The in-depth study also found that businesses expect a fifth (21%) of their growth over the next three years to come through digital channels.
This news couldn’t come at a better time especially since reports that young people seeking first time employment face the bleakest outlook since 1994.
Over three-quarters (77%) of businesses acknowledge that young people have digital skills in abundance but less than one quarter (24%) are planning to offer a first time job or an ‘on the job’ training role to a young person in the coming months. The study urges businesses to do more to make the most of the digital skills sitting unused in the youth community.
O2 CEO Ronan Dunne said: “There are more than a million young people out of work. It’s a travesty that whilst businesses are crying out for digital skills, they are excluding from the workplace the very people who have them.”
“Now is the time when thousands of young people will be deciding what to do next. We want to encourage them to make the most of the fact that they have grown up in a digital world and be confident in the value of their skills to prospective employers.”
The findings also highlight a need for businesses to embrace young people and maximise the digital skills young people possess.
Nine out of ten (90%) British youths can use social media to promote an event, idea or cause. Two-thirds (66%) of young people can design a webpage, one in five (19%) can develop an app, 13% are “confident” at coding, whilst another 25% have experienced coding at some point and 36% are confident in working with databases.
“Businesses need to recognise the value that young people can bring – they are the future fuel of the economy and have the skills we need to help pull us out of recession,” said Dunne.

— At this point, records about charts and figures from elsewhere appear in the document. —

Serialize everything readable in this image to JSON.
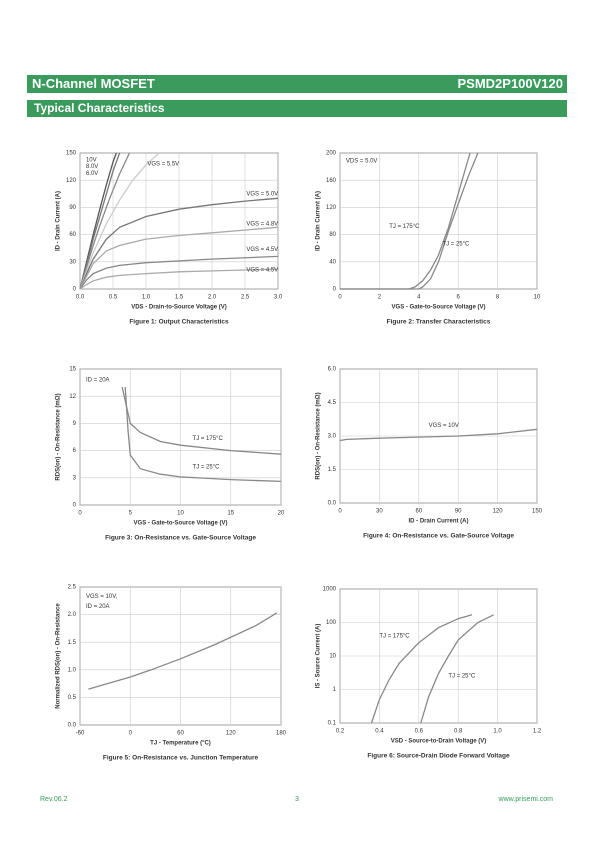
{
  "header": {
    "left": "N-Channel MOSFET",
    "right": "PSMD2P100V120"
  },
  "section": "Typical Characteristics",
  "footer": {
    "left": "Rev.06.2",
    "center": "3",
    "right": "www.prisemi.com"
  },
  "chart_data": [
    {
      "type": "line",
      "caption": "Figure 1:  Output Characteristics",
      "xlabel": "VDS - Drain-to-Source Voltage (V)",
      "ylabel": "ID - Drain Current (A)",
      "xlim": [
        0,
        3
      ],
      "xticks": [
        {
          "value": 0,
          "label": "0.0"
        },
        0.5,
        {
          "value": 1,
          "label": "1.0"
        },
        1.5,
        {
          "value": 2,
          "label": "2.0"
        },
        2.5,
        {
          "value": 3,
          "label": "3.0"
        }
      ],
      "ylim": [
        0,
        150
      ],
      "yticks": [
        0,
        30,
        60,
        90,
        120,
        150
      ],
      "grid": true,
      "annotations": [
        "10V",
        "8.0V",
        "6.0V",
        "VGS = 5.5V",
        "VGS = 5.0V",
        "VGS = 4.8V",
        "VGS = 4.5V",
        "VGS = 4.5V"
      ],
      "series": [
        {
          "color": "#555555",
          "x": [
            0,
            0.1,
            0.2,
            0.3,
            0.4,
            0.5,
            0.55
          ],
          "values": [
            0,
            30,
            60,
            88,
            115,
            140,
            150
          ]
        },
        {
          "color": "#777777",
          "x": [
            0,
            0.1,
            0.2,
            0.3,
            0.4,
            0.5,
            0.6
          ],
          "values": [
            0,
            27,
            55,
            80,
            105,
            130,
            150
          ]
        },
        {
          "color": "#888888",
          "x": [
            0,
            0.1,
            0.2,
            0.3,
            0.45,
            0.6,
            0.75
          ],
          "values": [
            0,
            24,
            48,
            70,
            100,
            127,
            150
          ]
        },
        {
          "color": "#cccccc",
          "x": [
            0,
            0.1,
            0.2,
            0.4,
            0.6,
            0.8,
            1.0,
            1.2
          ],
          "values": [
            0,
            20,
            40,
            72,
            98,
            120,
            137,
            150
          ]
        },
        {
          "color": "#777777",
          "x": [
            0,
            0.1,
            0.2,
            0.4,
            0.6,
            1,
            1.5,
            2,
            2.5,
            3
          ],
          "values": [
            0,
            17,
            33,
            55,
            68,
            80,
            88,
            93,
            97,
            100
          ]
        },
        {
          "color": "#aaaaaa",
          "x": [
            0,
            0.1,
            0.2,
            0.4,
            0.6,
            1,
            1.5,
            2,
            3
          ],
          "values": [
            0,
            14,
            28,
            42,
            48,
            55,
            59,
            62,
            68
          ]
        },
        {
          "color": "#888888",
          "x": [
            0,
            0.1,
            0.2,
            0.4,
            0.6,
            1,
            1.5,
            2,
            3
          ],
          "values": [
            0,
            10,
            17,
            23,
            26,
            29,
            31,
            33,
            36
          ]
        },
        {
          "color": "#aaaaaa",
          "x": [
            0,
            0.1,
            0.2,
            0.4,
            0.6,
            1,
            1.5,
            2,
            3
          ],
          "values": [
            0,
            5,
            9,
            13,
            15,
            17,
            19,
            20,
            22
          ]
        }
      ]
    },
    {
      "type": "line",
      "caption": "Figure 2:  Transfer Characteristics",
      "xlabel": "VGS - Gate-to-Source Voltage (V)",
      "ylabel": "ID - Drain Current (A)",
      "xlim": [
        0,
        10
      ],
      "xticks": [
        0,
        2,
        4,
        6,
        8,
        10
      ],
      "ylim": [
        0,
        200
      ],
      "yticks": [
        0,
        40,
        80,
        120,
        160,
        200
      ],
      "grid": true,
      "annotations": [
        "VDS = 5.0V",
        "TJ = 175°C",
        "TJ = 25°C"
      ],
      "series": [
        {
          "color": "#888888",
          "x": [
            0,
            3.5,
            3.8,
            4.2,
            4.6,
            5,
            5.5,
            6,
            6.6
          ],
          "values": [
            0,
            0,
            3,
            12,
            28,
            50,
            90,
            140,
            200
          ]
        },
        {
          "color": "#888888",
          "x": [
            0,
            4,
            4.2,
            4.6,
            5,
            5.5,
            6,
            6.5,
            7
          ],
          "values": [
            0,
            0,
            3,
            15,
            40,
            85,
            125,
            165,
            200
          ]
        }
      ]
    },
    {
      "type": "line",
      "caption": "Figure 3:  On-Resistance vs. Gate-Source Voltage",
      "xlabel": "VGS - Gate-to-Source Voltage (V)",
      "ylabel": "RDS(on) - On-Resistance (mΩ)",
      "xlim": [
        0,
        20
      ],
      "xticks": [
        0,
        5,
        10,
        15,
        20
      ],
      "ylim": [
        0,
        15
      ],
      "yticks": [
        0,
        3,
        6,
        9,
        12,
        15
      ],
      "grid": true,
      "annotations": [
        "ID = 20A",
        "TJ = 175°C",
        "TJ = 25°C"
      ],
      "series": [
        {
          "color": "#888888",
          "x": [
            4.2,
            5,
            6,
            8,
            10,
            15,
            20
          ],
          "values": [
            13,
            9,
            8,
            7,
            6.6,
            6,
            5.6
          ]
        },
        {
          "color": "#888888",
          "x": [
            4.5,
            4.8,
            5,
            6,
            8,
            10,
            15,
            20
          ],
          "values": [
            13,
            8,
            5.5,
            4,
            3.4,
            3.1,
            2.8,
            2.6
          ]
        }
      ]
    },
    {
      "type": "line",
      "caption": "Figure 4:  On-Resistance vs. Gate-Source Voltage",
      "xlabel": "ID - Drain Current (A)",
      "ylabel": "RDS(on) - On-Resistance (mΩ)",
      "xlim": [
        0,
        150
      ],
      "xticks": [
        0,
        30,
        60,
        90,
        120,
        150
      ],
      "ylim": [
        0,
        6
      ],
      "yticks": [
        {
          "value": 0,
          "label": "0.0"
        },
        1.5,
        {
          "value": 3,
          "label": "3.0"
        },
        4.5,
        {
          "value": 6,
          "label": "6.0"
        }
      ],
      "grid": true,
      "annotations": [
        "VGS = 10V"
      ],
      "series": [
        {
          "color": "#888888",
          "x": [
            0,
            5,
            30,
            60,
            90,
            120,
            150
          ],
          "values": [
            2.8,
            2.85,
            2.9,
            2.95,
            3,
            3.1,
            3.3
          ]
        }
      ]
    },
    {
      "type": "line",
      "caption": "Figure 5:  On-Resistance vs. Junction Temperature",
      "xlabel": "TJ - Temperature (°C)",
      "ylabel": "Normalized RDS(on) - On-Resistance",
      "xlim": [
        -60,
        180
      ],
      "xticks": [
        -60,
        0,
        60,
        120,
        180
      ],
      "ylim": [
        0,
        2.5
      ],
      "yticks": [
        {
          "value": 0,
          "label": "0.0"
        },
        0.5,
        {
          "value": 1,
          "label": "1.0"
        },
        1.5,
        {
          "value": 2,
          "label": "2.0"
        },
        2.5
      ],
      "grid": true,
      "annotations": [
        "VGS = 10V,",
        "ID = 20A"
      ],
      "series": [
        {
          "color": "#888888",
          "x": [
            -50,
            0,
            25,
            60,
            100,
            150,
            175
          ],
          "values": [
            0.65,
            0.87,
            1,
            1.2,
            1.45,
            1.8,
            2.03
          ]
        }
      ]
    },
    {
      "type": "line",
      "caption": "Figure 6:  Source-Drain Diode Forward Voltage",
      "xlabel": "VSD - Source-to-Drain Voltage (V)",
      "ylabel": "IS - Source Current (A)",
      "xlim": [
        0.2,
        1.2
      ],
      "xticks": [
        0.2,
        0.4,
        0.6,
        0.8,
        {
          "value": 1,
          "label": "1.0"
        },
        1.2
      ],
      "ylim": [
        0.1,
        1000
      ],
      "ylog": true,
      "yticks": [
        0.1,
        1,
        10,
        100,
        1000
      ],
      "grid": true,
      "annotations": [
        "TJ = 175°C",
        "TJ = 25°C"
      ],
      "series": [
        {
          "color": "#888888",
          "x": [
            0.36,
            0.4,
            0.45,
            0.5,
            0.6,
            0.7,
            0.8,
            0.87
          ],
          "values": [
            0.1,
            0.5,
            2,
            6,
            25,
            70,
            130,
            170
          ]
        },
        {
          "color": "#888888",
          "x": [
            0.61,
            0.65,
            0.7,
            0.75,
            0.8,
            0.9,
            0.98
          ],
          "values": [
            0.1,
            0.6,
            3,
            10,
            30,
            100,
            170
          ]
        }
      ]
    }
  ]
}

But the findings of this study do not only apply to the technology sector, the findings show a wide range of businesses are also in need of the digital talents of young people.

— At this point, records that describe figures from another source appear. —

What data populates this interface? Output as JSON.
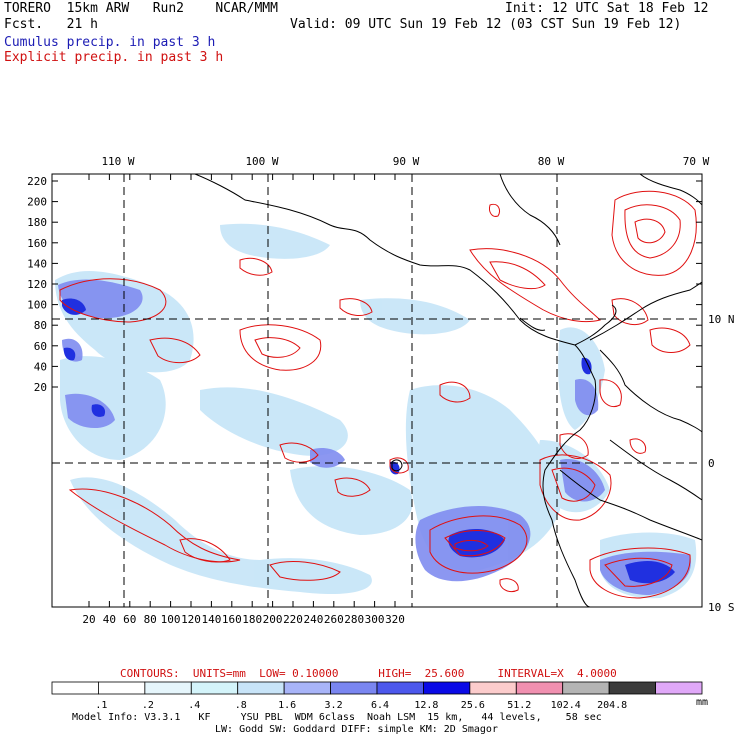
{
  "header": {
    "model_line": "TORERO  15km ARW   Run2    NCAR/MMM",
    "fcst_line": "Fcst.   21 h",
    "init_line": "Init: 12 UTC Sat 18 Feb 12",
    "valid_line": "Valid: 09 UTC Sun 19 Feb 12 (03 CST Sun 19 Feb 12)",
    "cumulus_label": "Cumulus precip. in past 3 h",
    "explicit_label": "Explicit precip. in past 3 h"
  },
  "map": {
    "top_lon_labels": [
      "110 W",
      "100 W",
      "90 W",
      "80 W",
      "70 W"
    ],
    "right_lat_labels": [
      "10 N",
      "0",
      "10 S"
    ],
    "y_ticks": [
      "220",
      "200",
      "180",
      "160",
      "140",
      "120",
      "100",
      "80",
      "60",
      "40",
      "20"
    ],
    "x_ticks": [
      "20",
      "40",
      "60",
      "80",
      "100",
      "120",
      "140",
      "160",
      "180",
      "200",
      "220",
      "240",
      "260",
      "280",
      "300",
      "320"
    ],
    "colors": {
      "cumulus_light": "#c8e6f8",
      "cumulus_mid": "#7f8cf0",
      "cumulus_dark": "#2030e0",
      "explicit_contour": "#e01010",
      "coastline": "#000000"
    }
  },
  "contour_info": {
    "text": "CONTOURS:  UNITS=mm  LOW= 0.10000      HIGH=  25.600     INTERVAL=X  4.0000"
  },
  "colorbar": {
    "labels": [
      ".1",
      ".2",
      ".4",
      ".8",
      "1.6",
      "3.2",
      "6.4",
      "12.8",
      "25.6",
      "51.2",
      "102.4",
      "204.8"
    ],
    "unit": "mm",
    "colors": [
      "#ffffff",
      "#ffffff",
      "#e6f6fc",
      "#d4f4fa",
      "#c8e4f8",
      "#a8b4f8",
      "#7a86f0",
      "#4c58ec",
      "#0a0ae6",
      "#fccccc",
      "#f090b0",
      "#b4b4b4",
      "#3c3c3c",
      "#e0a8f8"
    ]
  },
  "footer": {
    "line1": "Model Info: V3.3.1   KF     YSU PBL  WDM 6class  Noah LSM  15 km,   44 levels,    58 sec",
    "line2": "LW: Godd SW: Goddard DIFF: simple KM: 2D Smagor"
  }
}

When asked to identify from a number of digital skills which they would find the most valuable: a fifth of businesses said the services of a web designer would be the most valuable, 12% value e-marketing as a key driver of growth and One in ten want to get a better handle on their customers, with customer management systems.
In light of these findings, O2 is undertaking a number of initiatives to support young people on their journey to work:
• Increasing the number of paid apprenticeships and internships offering a broad range of experiences plus on-going mentoring and coaching
• Digital work skills days for 3,000 young people aged 16 take them through a number of activities covering engineering and digital technology
• Along with Futura Networks, Telefonica (O2 in the UK) is hosting Campus Party in Berlin between 21-26 August, where 10,000 of Europe’s most talented minds will come together to retype Europe’s source code, rebuild Europe's digital foundations and write the plan for Europe's digital future
This most important thing that this study has highlighted is that we need to acknowledge, invest and encourage the vital skills that young people have to offer.